Despite the Covid-19 pandemic triggering a wave of mRNA-based research and development (R&D), investors have become wary of the modality given the uncertain landscape in the US.

GlobalData senior business fundamentals pharma analyst Alison Labya said: “The success of mRNA vaccines – notably Pfizer’s Comirnaty and Moderna’s Spikevax – against the Covid-19 pandemic fuelled investor confidence, and spurred efforts to expand mRNA technology beyond vaccines into therapeutics across oncology and genetic disorders.”

Analysis by GlobalData indicates there are 232 clinical trials evaluating mRNA vaccines in oncology indications, a volume far higher than any other therapeutic area excluding infectious diseases. Using mRNA vaccines to treat cancer is an area of high promise, with several candidates already producing positive data.

Experts interviewed by Pharmaceutical Technology have warned, however, that the mRNA policy shifts in the US could negatively impact mRNA vaccine growth in this area.
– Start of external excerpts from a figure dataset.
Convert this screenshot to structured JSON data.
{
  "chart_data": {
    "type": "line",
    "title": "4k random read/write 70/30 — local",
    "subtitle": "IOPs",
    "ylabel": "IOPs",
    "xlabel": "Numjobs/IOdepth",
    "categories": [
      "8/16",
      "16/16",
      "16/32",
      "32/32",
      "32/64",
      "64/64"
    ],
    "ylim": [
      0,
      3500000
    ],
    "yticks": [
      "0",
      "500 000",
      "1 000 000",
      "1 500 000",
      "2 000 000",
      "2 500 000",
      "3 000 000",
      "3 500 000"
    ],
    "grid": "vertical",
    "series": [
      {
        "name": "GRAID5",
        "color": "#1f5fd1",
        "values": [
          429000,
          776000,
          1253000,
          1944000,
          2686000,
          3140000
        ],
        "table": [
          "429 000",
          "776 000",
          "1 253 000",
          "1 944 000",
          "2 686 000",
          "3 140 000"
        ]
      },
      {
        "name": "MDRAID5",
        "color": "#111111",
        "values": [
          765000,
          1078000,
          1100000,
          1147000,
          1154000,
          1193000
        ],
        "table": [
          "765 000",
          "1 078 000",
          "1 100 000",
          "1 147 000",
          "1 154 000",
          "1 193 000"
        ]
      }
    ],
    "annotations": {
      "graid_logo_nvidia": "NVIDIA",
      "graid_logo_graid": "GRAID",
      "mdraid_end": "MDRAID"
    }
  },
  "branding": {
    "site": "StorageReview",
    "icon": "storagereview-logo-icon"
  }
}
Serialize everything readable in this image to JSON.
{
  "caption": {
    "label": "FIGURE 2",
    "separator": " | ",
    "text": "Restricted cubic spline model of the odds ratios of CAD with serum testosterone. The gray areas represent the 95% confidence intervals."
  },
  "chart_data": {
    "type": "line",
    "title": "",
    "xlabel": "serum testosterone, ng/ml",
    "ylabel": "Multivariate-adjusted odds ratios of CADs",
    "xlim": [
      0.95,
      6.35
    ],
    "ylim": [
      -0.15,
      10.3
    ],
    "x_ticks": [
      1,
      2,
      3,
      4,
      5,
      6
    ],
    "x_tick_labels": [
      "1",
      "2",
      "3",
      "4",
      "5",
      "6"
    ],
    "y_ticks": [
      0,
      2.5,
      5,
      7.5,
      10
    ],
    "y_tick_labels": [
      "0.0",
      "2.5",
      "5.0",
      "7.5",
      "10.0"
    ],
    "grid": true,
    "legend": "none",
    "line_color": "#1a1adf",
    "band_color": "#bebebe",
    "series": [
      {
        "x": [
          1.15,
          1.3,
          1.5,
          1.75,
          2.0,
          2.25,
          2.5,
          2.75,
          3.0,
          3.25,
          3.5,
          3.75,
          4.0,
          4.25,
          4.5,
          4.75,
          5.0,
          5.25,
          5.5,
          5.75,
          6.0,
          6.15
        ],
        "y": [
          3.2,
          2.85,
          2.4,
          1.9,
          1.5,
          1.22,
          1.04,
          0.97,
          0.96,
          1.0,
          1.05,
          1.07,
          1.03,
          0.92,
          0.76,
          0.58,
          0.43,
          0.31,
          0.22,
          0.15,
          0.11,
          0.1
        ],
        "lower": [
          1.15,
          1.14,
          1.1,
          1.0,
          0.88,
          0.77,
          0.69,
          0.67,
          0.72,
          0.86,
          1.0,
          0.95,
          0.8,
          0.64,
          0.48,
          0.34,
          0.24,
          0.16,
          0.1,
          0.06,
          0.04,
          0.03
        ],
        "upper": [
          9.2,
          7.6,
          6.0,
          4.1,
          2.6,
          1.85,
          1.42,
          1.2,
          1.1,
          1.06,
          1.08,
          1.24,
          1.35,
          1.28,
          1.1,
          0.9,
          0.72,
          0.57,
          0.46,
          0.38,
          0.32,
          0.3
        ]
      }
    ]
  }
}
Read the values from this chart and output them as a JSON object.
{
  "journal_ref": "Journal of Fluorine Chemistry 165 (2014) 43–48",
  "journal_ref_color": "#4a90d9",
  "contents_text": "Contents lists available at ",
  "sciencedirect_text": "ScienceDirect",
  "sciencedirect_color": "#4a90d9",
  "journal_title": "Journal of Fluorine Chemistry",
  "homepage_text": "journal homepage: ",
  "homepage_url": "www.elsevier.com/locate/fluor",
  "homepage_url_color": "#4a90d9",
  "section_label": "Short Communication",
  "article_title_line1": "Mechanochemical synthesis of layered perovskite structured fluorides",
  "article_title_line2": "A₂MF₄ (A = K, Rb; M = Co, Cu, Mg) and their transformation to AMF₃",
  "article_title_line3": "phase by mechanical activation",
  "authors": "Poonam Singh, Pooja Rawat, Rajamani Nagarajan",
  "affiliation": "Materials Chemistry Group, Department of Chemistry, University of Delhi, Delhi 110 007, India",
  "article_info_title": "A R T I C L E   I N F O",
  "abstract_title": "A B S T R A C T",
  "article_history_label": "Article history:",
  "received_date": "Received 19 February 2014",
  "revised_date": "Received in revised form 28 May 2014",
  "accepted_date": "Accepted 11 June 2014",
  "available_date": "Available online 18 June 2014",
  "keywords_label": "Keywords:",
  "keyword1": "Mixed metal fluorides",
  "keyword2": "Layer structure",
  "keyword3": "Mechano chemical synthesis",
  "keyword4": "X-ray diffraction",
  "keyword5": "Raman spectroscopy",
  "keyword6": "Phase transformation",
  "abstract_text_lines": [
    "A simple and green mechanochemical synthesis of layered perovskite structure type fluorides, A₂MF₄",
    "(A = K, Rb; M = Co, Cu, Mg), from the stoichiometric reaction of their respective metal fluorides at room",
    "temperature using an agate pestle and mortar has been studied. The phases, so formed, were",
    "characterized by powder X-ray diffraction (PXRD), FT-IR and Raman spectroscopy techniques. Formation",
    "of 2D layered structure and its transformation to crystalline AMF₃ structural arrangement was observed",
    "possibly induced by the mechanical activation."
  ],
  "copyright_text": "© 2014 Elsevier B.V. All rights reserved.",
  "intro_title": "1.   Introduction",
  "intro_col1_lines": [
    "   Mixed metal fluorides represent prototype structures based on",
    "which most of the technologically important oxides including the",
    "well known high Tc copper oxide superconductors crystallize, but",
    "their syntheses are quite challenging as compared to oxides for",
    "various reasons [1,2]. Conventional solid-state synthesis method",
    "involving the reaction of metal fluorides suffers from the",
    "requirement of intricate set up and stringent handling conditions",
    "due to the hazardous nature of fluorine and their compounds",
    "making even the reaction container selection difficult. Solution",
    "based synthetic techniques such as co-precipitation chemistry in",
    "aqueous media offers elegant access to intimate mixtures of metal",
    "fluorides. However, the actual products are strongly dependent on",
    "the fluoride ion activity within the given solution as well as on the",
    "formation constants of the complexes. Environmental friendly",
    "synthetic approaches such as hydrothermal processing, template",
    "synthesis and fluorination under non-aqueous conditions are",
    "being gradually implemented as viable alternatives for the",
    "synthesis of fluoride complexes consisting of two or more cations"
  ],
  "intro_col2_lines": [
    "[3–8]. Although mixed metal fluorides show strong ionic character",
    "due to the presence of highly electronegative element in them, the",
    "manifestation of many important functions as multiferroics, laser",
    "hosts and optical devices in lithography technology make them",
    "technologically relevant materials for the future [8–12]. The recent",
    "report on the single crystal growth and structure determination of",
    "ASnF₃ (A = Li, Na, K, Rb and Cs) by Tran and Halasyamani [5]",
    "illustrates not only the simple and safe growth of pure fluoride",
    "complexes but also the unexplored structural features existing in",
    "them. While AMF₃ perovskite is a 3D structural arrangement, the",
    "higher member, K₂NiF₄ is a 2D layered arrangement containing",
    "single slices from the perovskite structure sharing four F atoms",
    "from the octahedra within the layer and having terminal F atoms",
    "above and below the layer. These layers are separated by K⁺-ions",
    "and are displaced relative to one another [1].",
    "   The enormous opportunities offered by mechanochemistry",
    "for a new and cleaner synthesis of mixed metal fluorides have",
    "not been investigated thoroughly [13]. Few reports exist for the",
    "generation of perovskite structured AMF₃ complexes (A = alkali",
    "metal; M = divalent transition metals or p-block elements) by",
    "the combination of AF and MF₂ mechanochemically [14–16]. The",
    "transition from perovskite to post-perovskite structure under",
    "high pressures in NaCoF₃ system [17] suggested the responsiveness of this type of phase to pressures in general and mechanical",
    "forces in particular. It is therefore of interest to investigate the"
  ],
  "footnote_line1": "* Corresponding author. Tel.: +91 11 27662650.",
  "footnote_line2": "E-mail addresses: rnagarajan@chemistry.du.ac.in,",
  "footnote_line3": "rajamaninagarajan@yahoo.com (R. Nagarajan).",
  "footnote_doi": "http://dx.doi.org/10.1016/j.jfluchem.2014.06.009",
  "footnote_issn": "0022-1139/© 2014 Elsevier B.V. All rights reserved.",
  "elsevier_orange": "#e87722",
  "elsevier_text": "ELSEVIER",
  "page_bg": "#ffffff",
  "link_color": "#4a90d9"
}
GlobalData anticipates that funding could instead be directed to mRNA-based drugs. For example, Strand Therapeutics raised $153m in venture financing in August 2025, helping advance its portfolio of mRNA-based drugs.

Oncology and infectious diseases account for the biggest proportion of mRNA-based drugs in active development, with 32% and 31% of drugs in the discovery and preclinical stages respectively, and 22% and 65% of drugs in the combined clinical, pre-registration or marketed stages, according to GlobalData’s Pharmaceutical Intelligence Center Drugs Database.

Labya maintains that the federal funding cuts and policy shift will nevertheless be disruptive to the modality’s future.

“The Trump administration’s efforts to scale back federal support for mRNA-based vaccines could disrupt early-stage drug development and create investor uncertainty impacting subsequent private investment. This could shift future investment towards biotech companies and capital sources outside of the US,” Labya comments.